Mengyi Song 1 2 3 4 , Esra Erkut 1 4 , Casey Carlisle 1 4 , Simon Monis 1 2 , Anna Prentice 2 , Xuefei Yuan 1 2 4 5 , Huayun Hou 2 , Rebekah Jobling 6 , Raymond Kim 6 , Ian C Scott 1 4 , Michael D Wilson 1 2
  1. Molecular Genetics, University of Toronto, Toronto, Ontario, Canada
  2. Program in Genetics and Genome Biology, Hospital for Sick Children, Toronto, Ontario, Canada
  3. The Eli and Edythe Broad Centre of Regeneration Medicine and Stem Cell Research, University of San Francisco, San Francisco, California, USA
  4. Program in Cell and Developmental Biology, Hospital for Sick Children, Toronto, Ontario, Canada
  5. Center for Molecular Biology (ZMBH), Universität Heidelberg, Heidelberg, Baden-Württemberg, Germany
  6. Department of Clinical and Metabolic Genetics, The Hospital for Sick Children, Toronto, Ontario, Canada

Congenital heart disease (CHD) affects ~1% of live births, yet the causes are largely unknown.
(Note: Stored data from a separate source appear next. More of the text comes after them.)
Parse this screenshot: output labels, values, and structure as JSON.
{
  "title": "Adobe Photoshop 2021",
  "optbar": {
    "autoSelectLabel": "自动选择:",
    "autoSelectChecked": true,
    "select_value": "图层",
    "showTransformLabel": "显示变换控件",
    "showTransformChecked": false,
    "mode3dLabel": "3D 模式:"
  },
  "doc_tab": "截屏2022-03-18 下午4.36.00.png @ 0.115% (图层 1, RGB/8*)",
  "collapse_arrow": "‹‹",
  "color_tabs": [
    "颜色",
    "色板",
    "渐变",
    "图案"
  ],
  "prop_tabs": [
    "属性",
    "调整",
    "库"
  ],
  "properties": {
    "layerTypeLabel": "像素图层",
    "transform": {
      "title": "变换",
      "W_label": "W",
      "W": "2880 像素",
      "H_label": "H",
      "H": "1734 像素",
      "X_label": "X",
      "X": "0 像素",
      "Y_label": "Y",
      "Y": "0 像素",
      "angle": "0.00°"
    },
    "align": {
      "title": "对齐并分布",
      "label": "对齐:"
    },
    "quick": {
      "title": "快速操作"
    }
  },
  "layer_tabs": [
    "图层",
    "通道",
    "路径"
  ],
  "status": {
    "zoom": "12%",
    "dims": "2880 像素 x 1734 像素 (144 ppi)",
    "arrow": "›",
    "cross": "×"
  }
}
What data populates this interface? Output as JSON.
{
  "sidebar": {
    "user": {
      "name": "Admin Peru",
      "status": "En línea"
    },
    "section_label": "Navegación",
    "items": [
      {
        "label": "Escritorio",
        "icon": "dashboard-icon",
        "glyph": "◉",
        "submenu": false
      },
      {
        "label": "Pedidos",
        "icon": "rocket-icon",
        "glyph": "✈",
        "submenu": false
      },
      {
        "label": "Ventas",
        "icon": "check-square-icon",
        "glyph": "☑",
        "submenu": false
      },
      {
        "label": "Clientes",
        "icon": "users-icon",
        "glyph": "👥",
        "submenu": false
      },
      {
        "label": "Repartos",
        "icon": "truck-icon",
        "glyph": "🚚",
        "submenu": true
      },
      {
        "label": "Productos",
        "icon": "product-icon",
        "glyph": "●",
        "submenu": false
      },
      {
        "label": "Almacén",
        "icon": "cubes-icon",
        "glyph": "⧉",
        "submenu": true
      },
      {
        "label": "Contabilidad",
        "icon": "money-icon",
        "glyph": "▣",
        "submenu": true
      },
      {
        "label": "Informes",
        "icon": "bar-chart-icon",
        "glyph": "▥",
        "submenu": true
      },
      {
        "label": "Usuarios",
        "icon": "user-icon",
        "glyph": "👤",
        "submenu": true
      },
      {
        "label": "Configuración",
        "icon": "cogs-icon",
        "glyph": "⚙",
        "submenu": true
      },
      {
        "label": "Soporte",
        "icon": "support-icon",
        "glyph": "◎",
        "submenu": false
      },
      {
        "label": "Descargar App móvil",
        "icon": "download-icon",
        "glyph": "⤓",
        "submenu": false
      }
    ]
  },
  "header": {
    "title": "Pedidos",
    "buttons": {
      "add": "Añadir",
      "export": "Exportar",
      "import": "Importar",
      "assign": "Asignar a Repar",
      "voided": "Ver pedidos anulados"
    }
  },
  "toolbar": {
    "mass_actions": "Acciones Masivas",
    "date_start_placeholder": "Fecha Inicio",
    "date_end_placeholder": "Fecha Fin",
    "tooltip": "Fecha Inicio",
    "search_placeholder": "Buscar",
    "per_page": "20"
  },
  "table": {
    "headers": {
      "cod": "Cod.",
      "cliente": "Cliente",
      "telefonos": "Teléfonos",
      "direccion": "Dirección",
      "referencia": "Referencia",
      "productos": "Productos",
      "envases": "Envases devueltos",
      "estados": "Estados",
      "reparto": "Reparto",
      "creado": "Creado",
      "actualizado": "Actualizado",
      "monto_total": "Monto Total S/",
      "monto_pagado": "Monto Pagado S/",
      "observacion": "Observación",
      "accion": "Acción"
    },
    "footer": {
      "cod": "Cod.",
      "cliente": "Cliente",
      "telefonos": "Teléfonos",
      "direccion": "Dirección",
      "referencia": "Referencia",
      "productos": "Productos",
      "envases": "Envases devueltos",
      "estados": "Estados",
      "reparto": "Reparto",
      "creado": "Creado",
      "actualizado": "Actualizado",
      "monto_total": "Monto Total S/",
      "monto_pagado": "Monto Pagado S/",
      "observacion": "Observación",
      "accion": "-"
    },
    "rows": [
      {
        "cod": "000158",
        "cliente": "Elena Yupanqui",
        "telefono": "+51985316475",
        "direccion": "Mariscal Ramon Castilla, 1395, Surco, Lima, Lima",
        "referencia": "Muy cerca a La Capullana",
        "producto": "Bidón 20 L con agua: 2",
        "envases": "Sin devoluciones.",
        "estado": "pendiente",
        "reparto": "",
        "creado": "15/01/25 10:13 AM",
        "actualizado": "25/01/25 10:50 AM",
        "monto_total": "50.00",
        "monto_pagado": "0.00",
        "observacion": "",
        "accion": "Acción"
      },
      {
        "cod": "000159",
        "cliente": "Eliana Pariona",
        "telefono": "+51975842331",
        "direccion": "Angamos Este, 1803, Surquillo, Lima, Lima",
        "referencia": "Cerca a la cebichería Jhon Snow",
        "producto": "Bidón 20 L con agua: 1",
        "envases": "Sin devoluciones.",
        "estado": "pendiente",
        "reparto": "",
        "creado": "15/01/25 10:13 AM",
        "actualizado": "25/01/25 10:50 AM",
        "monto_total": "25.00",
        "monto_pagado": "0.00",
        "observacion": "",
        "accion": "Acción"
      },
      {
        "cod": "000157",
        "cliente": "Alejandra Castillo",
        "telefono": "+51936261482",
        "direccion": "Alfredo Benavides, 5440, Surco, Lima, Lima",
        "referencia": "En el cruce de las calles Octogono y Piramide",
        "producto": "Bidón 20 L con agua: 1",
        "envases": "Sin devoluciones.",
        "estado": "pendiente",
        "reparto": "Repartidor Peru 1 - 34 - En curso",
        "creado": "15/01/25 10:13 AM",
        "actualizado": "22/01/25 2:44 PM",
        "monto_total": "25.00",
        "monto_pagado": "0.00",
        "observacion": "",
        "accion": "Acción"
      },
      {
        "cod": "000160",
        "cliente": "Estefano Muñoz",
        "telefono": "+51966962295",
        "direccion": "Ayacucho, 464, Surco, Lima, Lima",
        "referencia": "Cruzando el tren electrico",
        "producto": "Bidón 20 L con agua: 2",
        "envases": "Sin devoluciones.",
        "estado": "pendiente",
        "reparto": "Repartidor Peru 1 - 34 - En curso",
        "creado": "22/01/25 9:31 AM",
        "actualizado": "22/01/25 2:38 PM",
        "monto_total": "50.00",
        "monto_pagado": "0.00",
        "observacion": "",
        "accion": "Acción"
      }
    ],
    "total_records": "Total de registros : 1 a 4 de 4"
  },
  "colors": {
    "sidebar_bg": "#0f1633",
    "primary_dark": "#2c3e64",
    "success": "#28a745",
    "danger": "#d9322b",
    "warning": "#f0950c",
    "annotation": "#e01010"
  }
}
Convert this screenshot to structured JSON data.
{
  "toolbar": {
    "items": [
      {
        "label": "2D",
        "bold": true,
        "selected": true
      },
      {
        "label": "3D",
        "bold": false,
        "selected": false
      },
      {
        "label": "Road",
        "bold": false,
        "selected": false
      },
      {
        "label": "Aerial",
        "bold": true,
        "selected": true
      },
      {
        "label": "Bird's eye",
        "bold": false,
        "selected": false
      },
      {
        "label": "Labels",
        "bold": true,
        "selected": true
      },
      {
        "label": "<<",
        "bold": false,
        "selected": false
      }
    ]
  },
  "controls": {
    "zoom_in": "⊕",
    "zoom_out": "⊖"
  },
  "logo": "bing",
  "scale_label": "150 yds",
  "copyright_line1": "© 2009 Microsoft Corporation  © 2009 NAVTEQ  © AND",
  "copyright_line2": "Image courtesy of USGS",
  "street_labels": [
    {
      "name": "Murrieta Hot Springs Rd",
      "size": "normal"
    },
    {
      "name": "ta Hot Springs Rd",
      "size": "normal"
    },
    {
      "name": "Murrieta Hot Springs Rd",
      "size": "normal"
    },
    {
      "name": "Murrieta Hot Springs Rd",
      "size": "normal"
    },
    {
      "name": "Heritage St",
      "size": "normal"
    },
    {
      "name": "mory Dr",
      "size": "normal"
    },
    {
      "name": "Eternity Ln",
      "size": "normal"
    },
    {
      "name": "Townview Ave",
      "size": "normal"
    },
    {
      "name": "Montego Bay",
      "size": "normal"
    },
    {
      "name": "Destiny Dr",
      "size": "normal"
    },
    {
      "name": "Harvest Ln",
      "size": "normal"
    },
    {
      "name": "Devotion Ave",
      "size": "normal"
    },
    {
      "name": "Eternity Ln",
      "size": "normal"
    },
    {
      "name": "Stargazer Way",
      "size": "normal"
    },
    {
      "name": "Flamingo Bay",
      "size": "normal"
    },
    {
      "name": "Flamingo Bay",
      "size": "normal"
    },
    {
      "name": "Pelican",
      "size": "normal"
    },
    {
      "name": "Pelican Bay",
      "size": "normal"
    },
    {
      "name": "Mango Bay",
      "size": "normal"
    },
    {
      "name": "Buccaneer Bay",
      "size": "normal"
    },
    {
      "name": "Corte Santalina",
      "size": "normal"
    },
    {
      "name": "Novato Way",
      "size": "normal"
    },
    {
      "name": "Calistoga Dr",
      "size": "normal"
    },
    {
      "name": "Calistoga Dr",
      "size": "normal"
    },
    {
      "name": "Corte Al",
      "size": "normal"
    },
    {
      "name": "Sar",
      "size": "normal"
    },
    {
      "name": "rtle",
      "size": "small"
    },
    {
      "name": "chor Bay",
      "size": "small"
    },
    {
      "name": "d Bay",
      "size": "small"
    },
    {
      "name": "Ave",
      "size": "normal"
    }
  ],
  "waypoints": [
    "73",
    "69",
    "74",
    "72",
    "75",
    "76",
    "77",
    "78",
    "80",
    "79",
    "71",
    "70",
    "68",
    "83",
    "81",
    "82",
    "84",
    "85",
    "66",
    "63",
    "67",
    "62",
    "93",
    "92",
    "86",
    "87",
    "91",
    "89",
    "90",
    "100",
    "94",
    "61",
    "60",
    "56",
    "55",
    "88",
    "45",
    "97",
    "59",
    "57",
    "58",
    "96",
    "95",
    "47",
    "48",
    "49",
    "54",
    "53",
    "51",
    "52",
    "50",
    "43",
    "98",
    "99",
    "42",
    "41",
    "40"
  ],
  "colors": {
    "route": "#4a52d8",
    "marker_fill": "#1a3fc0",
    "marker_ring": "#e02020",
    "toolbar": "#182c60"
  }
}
Variants disrupting transcription factors (TFs) contribute to CHD, however the impact of genetic variation within the cis-regulatory elements bound by these TFs remains unclear. Using comparative epigenomics, we identified ~6,000 accessible chromatin regions (aCNEs) in early zebrafish embryos orthologous to ~9,000 regions in the human genome. These aCNEs showed hallmarks of poised developmental enhancers. ~200 aCNEs possessed enhanced chromatin accessibility in zebrafish cardiac progenitor cells and were enriched for cardiac developmental processes and Gata TF binding sites. Using stable zebrafish reporter gene expression lines, we found that 16/18 aCNEs drove expression in the heart. Four showed specificity for the outflow tract (OFT). The aCNEs driving OFT-expression were enriched for Fox motifs. Removing Fox motifs from these aCNEs broadened reporter expression to the entire heart. Conversely, replacing a Gata motif with a Fox motif in a pan-cardiac aCNE restricted expression to the OFT. Since gata5/gata6 are required for zebrafish heart development, we used gata5/6 knockdowns to identify gata-dependent aCNEs. 47 aCNEs showed reduced chromatin accessibility upon gata5/6 knockdown. Remarkably, orthologs of three of these aCNEs also showed reduced accessibility upon the knockdown of GATA4 in human cardiomyocytes. One of these gata-sensitive aCNEs forms long-range interactions with the promoter of hand2/HAND2 in zebrafish/human. Its deletion in vivo led to reduced hand2 expression and laterality defects. Two other aCNEs coincided with ultra-rare human CHD variants in patients enrolled in the SickKids Cardiac Genome Clinic. One variant fell in an aCNE associated with tbx20/TBX20. The zebrafish and human orthologs of tbx20-aCNE replicate tbx20 expression patterns and one patient variant weakened its expression. Deletion of this aCNE partially replicates the tbx20 loss-of-function phenotype. This study highlights the importance of aCNEs in vertebrate development and potentially human genetic disease.